Каждый из этих этапов свадьбы в начале XX в. представлял собой целый комплекс обычаев, обрядов и связанных с ними верований, якобы способствующих благополучному завершению всего дела в целом. Именно в этих обычаях и обрядах более всего наблюдались региональные различия. Специфика их определялась особенностями экономического развития областей, этническим составом населения, конфессиональными особенностями и другими факторами. Необходимо отметить, что различия в свадьбе разных регионов к началу XX в. заключались также в разной степени сохранности ритуала, что позволяет в одном регионе выявить элементы, не бытующие в исследуемый период в другом, и, следовательно, принять их как специфические для первого.
Сведения, относящиеся к началу XX в., свидетельствуют о том, что свадебная обрядность подверглась существенным изменениям. Основным результатом трансформации свадьбы к моменту исследования является сокращение ее по времени и совмещение этапов со сходными функциями. Этот процесс затронул свадебную обрядность в обоих регионах.
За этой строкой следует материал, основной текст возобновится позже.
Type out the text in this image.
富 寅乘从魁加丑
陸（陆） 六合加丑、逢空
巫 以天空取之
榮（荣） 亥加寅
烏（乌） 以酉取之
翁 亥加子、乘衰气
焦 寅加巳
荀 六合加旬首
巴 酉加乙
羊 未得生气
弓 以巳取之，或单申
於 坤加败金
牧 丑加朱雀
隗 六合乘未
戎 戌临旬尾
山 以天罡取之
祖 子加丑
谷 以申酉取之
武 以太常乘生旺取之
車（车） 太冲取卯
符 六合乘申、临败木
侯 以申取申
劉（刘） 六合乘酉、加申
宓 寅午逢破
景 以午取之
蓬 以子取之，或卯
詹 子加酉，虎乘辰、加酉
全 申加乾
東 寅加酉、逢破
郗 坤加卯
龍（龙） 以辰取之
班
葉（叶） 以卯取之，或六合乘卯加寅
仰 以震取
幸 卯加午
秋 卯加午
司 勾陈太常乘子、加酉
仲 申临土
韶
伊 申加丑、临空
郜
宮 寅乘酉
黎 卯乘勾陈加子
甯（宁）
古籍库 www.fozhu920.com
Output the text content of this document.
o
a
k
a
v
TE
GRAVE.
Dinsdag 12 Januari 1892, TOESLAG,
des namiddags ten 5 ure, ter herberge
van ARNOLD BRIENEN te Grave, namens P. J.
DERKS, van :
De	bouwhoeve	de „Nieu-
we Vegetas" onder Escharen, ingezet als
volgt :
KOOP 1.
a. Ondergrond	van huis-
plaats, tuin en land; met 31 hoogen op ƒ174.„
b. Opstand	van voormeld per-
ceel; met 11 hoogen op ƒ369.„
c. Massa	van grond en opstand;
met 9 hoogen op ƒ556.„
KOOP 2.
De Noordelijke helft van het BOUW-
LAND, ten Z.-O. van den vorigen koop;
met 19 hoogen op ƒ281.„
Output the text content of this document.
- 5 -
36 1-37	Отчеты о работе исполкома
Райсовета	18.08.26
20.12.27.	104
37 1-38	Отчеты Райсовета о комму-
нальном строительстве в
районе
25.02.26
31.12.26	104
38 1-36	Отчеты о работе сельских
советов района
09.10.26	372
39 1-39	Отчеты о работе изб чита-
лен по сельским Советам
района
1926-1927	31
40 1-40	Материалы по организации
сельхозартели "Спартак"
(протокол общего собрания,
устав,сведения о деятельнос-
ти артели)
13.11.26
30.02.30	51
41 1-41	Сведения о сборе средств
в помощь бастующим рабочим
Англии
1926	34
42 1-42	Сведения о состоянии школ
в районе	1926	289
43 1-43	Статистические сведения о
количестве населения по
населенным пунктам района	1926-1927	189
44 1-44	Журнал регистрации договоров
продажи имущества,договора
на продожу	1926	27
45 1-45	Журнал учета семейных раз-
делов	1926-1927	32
Как правило, совмещение отдельных этапов свадьбы приводит к утрате прежнего значения одного из них, а в дальнейшем — и к исчезновению его вообще.
Имеющиеся в нашем распоряжении материалы по двум городам (Лудза и Кулдига) позволяют выделить два варианта латышской традиционной свадьбы, бытовавшей в начале XX в. Для классификации свадебного ритуала в зависимости от задач исследования могут быть выдвинуты различные признаки, например терминология свадебных чинов, фольклор и т. д. В качестве определяющих нас интересовали такие признаки, которые позволили бы уловить в латышской свадебной обрядности исследуемых регионов не только местные особенности, но и стадиальные различия, связанные с развитием свадебного ритуала. Для определения вариантов свадьбы мы выдвинули следующие признаки: 1) место проведения свадьбы (дом невесты и жениха или только одного из них); 2) характер свадебного поезда: едут в церковь (костел) отдельно каждый из своего дома или жених приезжает за невестой, и они едут вместе; 3) время и место совершения обряда снятия фаты и венка и подвязывания головного убора замужней женщины — micosana — в полночь первого дня в доме невесты или на второй день в доме жениха. Эти признаки характеризуют форму свадебного ритуала, который, следуя терминологии, принятой в латышской фольклорной литературе, можно подразделить на два варианта — короткая свадьба (isSs kazas) и длинная свадьба (garas kSzas).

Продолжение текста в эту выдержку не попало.